Tristan memegang pinggang Abel untuk melepasnya tapi Abel tetap bertahan dengan memegang kedua pundak Tristan. Abel terdiam. Jelas ada langkah kaki yang sedang mendekat. Suaranya tepat dibalik pintu. Tapi beberapa lama kemudian bunyi itu menghilang.

"Aku enggak denger sayang." Abel berkilah. Abel mulai mendekat dan menempelkan bibirnya di pipi Tristan.

"Tap.."

"Sssstt." Abel memotong ucapan Tristan sambil menaruh telunjuknya di bibir Tristan. "Kalau kamu berisik semua orang yang ada di luar akan memergoki kita. Aku janji, ini bakal cepet."

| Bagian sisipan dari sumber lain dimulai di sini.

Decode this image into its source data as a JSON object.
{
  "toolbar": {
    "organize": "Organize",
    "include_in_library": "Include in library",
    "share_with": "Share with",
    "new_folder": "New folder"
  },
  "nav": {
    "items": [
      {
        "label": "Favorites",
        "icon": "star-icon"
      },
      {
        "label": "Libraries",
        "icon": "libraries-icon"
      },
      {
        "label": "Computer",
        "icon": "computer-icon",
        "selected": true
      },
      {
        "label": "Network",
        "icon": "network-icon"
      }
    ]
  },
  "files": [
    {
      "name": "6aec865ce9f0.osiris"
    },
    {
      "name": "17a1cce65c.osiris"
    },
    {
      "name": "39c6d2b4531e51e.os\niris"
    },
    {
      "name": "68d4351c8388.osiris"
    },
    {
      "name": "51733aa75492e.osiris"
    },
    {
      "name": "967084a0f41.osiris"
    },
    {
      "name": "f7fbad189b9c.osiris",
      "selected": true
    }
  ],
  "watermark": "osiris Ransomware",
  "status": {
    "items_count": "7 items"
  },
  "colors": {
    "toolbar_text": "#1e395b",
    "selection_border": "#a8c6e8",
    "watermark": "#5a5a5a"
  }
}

Tristan tampak berpikir tapi Abel tidak bisa menunggu lama, dia langsung menciumnya kembali penuh gairah dan penuh semangat. Walaupun Abel sendiri takut akan semua orang di luar. Tapi ciuman ini lebih menguasai ketakutannya pada orang-orang. Tristan mulai membalas ciuman Abel. Saat Tristan menelusuri tangannya di tubuh Abel, wanita itu mendengar bunyi seseorang di luar sana.

Tepat saat tangan Tristan berada di atas dada Abel. Tiba-tiba saja pintu ruangan Tristan terbuka. Abel membeku seketika dan menolah ke arah pintu. Abel merasa pening saking syok-nya. Kevin berdiri diambang pintu, dengan mata yang terpana. Memandangi mereka, melihat ekspresi Tristan yang marah karena pintu ruangan tiba-tiba terbuka, tangannya dibalik blus Abel, dan wajah Abel yang kesal.

"Bisa aku jelaskan." Ucap Abel gugup.

"Pak Aiden ini tidak.." Ucap Tristan terbata-bata. "Aku.. kami.. akan menjelaskannya."

"Aku rasa seharusnya begitu," ujar Kevin. Ekspresinya hampa dan tak terbaca. "Mungkin

kalian bisa rapikan baju kalian." Kevin kemudian pergi. Pintu tertutup dibelakangnya. Abel dan Tristan berdiri tak bergerak seperti patung lilin.

"Bisa enggak kamu keluarin tangan kamu dari blusku?" Kata Abel luar biasa jengkel.

Seluruh gelora asmara itu sirna. Abel marah pada dirinya sendiri, pada Tristan, dan tentu saja Jems. Yang telah memberinya ide sesat.

Bagaimana bisa dia menghadapi Kevin nanti? sialan!